Gomez.CollectedCubes >= 8

Conditions use values as text in the editor. Use values that match the property's type:

Type Example values
bool true, false
int 0, 1, 8
float 0.0, 1.5, -3.14
string level names or state values

If a script has multiple conditions, enter them as requirements that must all be true for the script to proceed.

Adding Actions

An action performs work after the triggers and conditions pass. To add one:

  1. Click Add in Actions (WHAT).
  2. Choose the target class and ID.
  3. Choose the operation.
  4. Fill in the operation arguments.

This example changes the current level to NEW_LEVEL with additional parameters:

Level.ChangeLevelToVolume(NEW_LEVEL, 1, true, false, false)

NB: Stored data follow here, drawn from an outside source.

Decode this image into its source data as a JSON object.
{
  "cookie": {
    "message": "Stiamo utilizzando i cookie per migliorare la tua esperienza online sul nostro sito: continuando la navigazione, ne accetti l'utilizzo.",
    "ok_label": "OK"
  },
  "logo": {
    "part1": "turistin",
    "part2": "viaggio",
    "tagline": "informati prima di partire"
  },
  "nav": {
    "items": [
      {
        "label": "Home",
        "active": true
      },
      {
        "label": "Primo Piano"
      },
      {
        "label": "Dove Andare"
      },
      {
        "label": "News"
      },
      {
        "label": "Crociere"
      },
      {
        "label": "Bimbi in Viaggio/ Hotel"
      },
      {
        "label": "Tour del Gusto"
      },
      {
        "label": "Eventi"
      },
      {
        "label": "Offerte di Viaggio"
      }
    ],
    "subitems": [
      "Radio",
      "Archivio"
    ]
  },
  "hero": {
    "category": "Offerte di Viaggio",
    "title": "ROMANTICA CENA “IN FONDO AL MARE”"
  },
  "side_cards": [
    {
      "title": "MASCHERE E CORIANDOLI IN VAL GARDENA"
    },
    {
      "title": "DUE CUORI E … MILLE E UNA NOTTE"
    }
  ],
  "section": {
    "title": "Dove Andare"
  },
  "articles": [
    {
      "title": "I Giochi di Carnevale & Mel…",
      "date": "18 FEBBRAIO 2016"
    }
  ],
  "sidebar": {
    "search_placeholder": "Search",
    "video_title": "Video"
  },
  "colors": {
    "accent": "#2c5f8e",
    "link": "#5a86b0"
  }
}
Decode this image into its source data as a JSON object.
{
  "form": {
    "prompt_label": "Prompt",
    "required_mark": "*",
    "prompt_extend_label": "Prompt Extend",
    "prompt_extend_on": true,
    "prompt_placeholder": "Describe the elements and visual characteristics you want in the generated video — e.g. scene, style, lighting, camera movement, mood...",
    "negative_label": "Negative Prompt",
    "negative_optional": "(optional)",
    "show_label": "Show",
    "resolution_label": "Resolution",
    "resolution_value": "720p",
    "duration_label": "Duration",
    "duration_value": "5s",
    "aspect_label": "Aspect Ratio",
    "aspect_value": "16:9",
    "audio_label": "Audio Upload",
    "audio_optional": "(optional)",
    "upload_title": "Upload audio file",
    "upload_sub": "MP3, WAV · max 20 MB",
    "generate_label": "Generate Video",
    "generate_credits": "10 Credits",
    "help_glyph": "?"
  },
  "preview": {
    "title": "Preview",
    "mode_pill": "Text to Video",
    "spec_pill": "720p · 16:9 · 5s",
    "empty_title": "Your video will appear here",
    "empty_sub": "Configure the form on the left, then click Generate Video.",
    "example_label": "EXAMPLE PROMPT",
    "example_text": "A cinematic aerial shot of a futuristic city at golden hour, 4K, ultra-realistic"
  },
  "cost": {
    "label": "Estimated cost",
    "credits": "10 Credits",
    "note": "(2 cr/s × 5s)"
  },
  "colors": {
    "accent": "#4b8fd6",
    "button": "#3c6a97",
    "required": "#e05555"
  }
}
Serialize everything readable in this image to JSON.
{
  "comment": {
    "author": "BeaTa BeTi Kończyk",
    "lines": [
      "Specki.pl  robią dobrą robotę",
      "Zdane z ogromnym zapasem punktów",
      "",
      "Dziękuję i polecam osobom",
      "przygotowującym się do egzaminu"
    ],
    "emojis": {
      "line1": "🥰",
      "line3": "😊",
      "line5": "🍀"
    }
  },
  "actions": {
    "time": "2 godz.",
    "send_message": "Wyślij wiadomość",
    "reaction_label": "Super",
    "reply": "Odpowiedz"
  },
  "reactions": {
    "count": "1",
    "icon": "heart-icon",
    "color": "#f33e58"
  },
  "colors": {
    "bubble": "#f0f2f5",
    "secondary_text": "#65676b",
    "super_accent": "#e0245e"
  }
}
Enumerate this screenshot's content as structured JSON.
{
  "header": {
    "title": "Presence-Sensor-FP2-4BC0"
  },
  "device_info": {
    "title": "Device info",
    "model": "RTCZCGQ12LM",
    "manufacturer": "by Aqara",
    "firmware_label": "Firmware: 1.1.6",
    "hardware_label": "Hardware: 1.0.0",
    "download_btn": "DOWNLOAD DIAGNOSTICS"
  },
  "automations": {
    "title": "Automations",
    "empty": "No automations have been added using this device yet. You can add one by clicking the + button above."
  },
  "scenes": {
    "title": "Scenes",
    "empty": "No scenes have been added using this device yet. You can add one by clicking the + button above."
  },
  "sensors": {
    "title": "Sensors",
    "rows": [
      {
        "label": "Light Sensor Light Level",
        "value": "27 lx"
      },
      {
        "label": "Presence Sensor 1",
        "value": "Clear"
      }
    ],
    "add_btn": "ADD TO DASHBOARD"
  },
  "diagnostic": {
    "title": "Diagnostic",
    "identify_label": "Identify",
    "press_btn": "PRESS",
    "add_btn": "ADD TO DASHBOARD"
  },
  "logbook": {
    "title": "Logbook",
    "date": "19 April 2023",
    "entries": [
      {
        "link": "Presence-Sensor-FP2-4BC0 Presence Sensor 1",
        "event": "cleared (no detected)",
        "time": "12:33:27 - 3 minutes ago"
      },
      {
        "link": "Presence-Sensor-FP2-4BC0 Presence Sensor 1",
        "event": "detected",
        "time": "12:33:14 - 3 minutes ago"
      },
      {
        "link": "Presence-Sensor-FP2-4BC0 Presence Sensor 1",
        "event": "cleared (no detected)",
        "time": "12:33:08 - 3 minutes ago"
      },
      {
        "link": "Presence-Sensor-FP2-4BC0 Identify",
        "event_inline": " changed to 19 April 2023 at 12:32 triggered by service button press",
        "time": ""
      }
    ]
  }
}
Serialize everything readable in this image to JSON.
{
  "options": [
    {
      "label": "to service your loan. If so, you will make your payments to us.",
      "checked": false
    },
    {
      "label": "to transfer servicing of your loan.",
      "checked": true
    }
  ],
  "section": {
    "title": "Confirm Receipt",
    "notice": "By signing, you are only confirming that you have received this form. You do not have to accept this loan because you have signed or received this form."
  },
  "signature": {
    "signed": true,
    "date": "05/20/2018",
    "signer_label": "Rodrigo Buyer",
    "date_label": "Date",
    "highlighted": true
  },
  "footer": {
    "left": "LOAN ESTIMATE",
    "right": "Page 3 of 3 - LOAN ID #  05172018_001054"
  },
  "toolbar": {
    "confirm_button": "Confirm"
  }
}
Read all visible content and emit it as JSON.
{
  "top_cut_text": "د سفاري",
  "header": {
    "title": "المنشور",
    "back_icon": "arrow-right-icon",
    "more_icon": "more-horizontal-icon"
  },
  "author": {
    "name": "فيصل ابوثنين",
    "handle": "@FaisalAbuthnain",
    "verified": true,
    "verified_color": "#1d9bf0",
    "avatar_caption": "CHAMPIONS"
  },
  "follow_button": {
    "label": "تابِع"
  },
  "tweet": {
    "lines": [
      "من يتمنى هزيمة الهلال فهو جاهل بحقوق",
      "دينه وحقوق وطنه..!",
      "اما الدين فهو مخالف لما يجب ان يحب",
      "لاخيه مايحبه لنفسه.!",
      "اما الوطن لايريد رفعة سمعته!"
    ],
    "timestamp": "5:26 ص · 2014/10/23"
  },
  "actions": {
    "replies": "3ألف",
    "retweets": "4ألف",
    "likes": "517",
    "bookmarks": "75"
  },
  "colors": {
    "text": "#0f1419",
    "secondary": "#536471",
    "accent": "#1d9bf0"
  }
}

Here is the action's signature:

levelName: string, toVolume: int, asDoor: bool, spin: bool, trialEnding: bool

Enter the argument values in the same order as the signature:

NEW_LEVEL, 1, true, false, false

Action Properties

Actions have two optional flags:

Flag Display prefix Description
Stop-and-Wait Before # Stops script progression at this action until it can continue.
Kill-switch ! Allows the action to stop when the script is killed.
Note

Some actions are long-running. These include waits, camera fades, level transitions, moving objects, Dot dialogue, and similar actions that can take time to finish.

Complex Examples

The previous examples examined individual parts of the script. To show how these parts work together, here are a few examples of more complex scripts:

Run Logic When Gomez Enters a Volume

Use this for doors, camera focus areas, puzzle zones, and scripted level events.

Part Preview
Trigger Volume[3].Enter
Condition Gomez.CollectedCubes >= 8
Action Level.ChangeLevelToVolume(...)

Start a Moving Group

Use a trigger from a volume, switch, or level start, then call a group path action.

Part Preview
Trigger Switch[2].Push
Action Group[4].StartPath(...)

The group must have a path assigned and be configured as needing a trigger.

Chaining Scripts Together

The Script class can enable, disable, or evaluate another script.

Part Preview
Action Script[7].SetEnabled(true)
Action Script[7].Evaluate()

Use this to split complex behavior into smaller scripts instead of putting every action in one script.

Troubleshooting

If a script does not run:

  • Check that it is not Disabled.
  • Check that the trigger's ID points to the correct object.
  • Check that every condition can pass.
  • Check that argument values match the expected parameter types.
  • Check the actor type restrictions in the scripting reference. For example, Switch[id] only applies to switch-like trile groups.
  • For one-time scripts, check whether the script has already run.

Reference

A complete list of available script classes, events, conditions, and actions is provided in the Scripting Reference.